Workers' Party opens up on minimum wage proposals

During a party walkabout, the WP expanded on its recent announcement to bring in a minimum wage and explained how this will ultimately benefit employers

Following on from its release of its manifesto last Saturday, The Workers’ Party (WP) has given additional information about its proposed minimum wage scheme.
Talking to the media during a Workers’ Party walkabout on Thursday (3 September) at New Upper Changi Road, Leon Perara, WP candidate for East Coast Group Representation Constituency (GRC),  said it would like to see a “phased rollout” for the national minimum wage, starting at S$1,000 per month and then increasing it over a “few years”.
The wage will finally settle at S$1,250. This is the current Average Household Expenditure on Basic Needs according to the government’s Household Expenditure Survey which was last run in 2013.
“We are confident (this will work) because the level we are proposing is modest,” said Perera, adding that the phased rollout would ensure that effects on job creation could be monitored while safeguarding against job losses as a result.

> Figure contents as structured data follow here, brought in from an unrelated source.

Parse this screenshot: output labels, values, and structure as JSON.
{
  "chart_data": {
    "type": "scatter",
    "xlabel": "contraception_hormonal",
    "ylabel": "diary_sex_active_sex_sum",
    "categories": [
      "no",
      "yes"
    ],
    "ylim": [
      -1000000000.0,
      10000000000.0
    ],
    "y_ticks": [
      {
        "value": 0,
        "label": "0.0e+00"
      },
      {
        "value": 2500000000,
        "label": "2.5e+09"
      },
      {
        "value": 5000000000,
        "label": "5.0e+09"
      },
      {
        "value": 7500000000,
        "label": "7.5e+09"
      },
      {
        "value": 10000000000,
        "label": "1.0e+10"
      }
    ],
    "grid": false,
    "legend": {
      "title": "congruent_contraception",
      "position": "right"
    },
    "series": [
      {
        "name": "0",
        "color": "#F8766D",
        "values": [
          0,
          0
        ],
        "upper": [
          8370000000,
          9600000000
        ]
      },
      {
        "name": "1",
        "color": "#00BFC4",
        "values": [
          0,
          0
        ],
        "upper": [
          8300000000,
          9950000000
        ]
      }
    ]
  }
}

Gerald Giam, another East Coast GRC candidate for the WP, criticised the government’s current Progressive Wage Model, saying it was more rigid than the WP’s proposed minimum wage.

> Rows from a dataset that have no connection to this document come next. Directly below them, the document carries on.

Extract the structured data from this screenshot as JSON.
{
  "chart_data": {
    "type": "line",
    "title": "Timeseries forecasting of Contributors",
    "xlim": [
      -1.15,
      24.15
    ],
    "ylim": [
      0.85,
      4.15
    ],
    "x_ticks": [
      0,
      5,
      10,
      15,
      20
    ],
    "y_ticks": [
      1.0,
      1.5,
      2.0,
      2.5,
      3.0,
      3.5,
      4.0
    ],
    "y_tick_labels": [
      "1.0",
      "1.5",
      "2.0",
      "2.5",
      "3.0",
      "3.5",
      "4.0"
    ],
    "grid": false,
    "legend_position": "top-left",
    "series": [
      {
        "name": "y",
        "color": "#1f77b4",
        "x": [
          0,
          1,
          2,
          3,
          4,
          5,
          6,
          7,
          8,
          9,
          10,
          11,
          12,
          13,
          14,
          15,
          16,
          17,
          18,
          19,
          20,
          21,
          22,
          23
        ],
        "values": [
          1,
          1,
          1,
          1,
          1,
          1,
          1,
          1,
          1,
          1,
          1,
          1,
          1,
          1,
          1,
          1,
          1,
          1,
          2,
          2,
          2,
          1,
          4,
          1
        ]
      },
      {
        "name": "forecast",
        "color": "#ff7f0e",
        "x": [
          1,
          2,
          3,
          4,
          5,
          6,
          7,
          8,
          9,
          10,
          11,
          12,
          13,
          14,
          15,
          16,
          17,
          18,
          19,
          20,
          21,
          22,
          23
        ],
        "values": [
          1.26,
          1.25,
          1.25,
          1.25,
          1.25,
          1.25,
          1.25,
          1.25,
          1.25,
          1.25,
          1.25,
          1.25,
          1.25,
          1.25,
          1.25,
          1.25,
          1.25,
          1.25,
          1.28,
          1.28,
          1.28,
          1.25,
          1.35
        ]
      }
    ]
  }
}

“It imposes a lot more burden on the employers to have to not only pay a higher wage, but take (staff) out of their work to go for training and spend these hours,” Giam told reporters. “Some of this low-wage work requires more on-the-job training than classroom training.”
On the other hand, a minimum wage would give businesses more flexibility when improving productivity, Giam said.
“We believe once employers are pushed to pay a higher wage, they would make choices ... so that productivity matches wage levels,” he added.
When asked why the WP had decided to propose a minimum wage now, Giam told the media that the Party had been discussing the idea for a long time.
“The government has said that they wanted to improve productivity,” he said. “And yes, we agree that productivity growth is important but unfortunately in the last four years we have seen either flat or negative productivity growth… So we feel that this is a time when we cannot wait any longer.”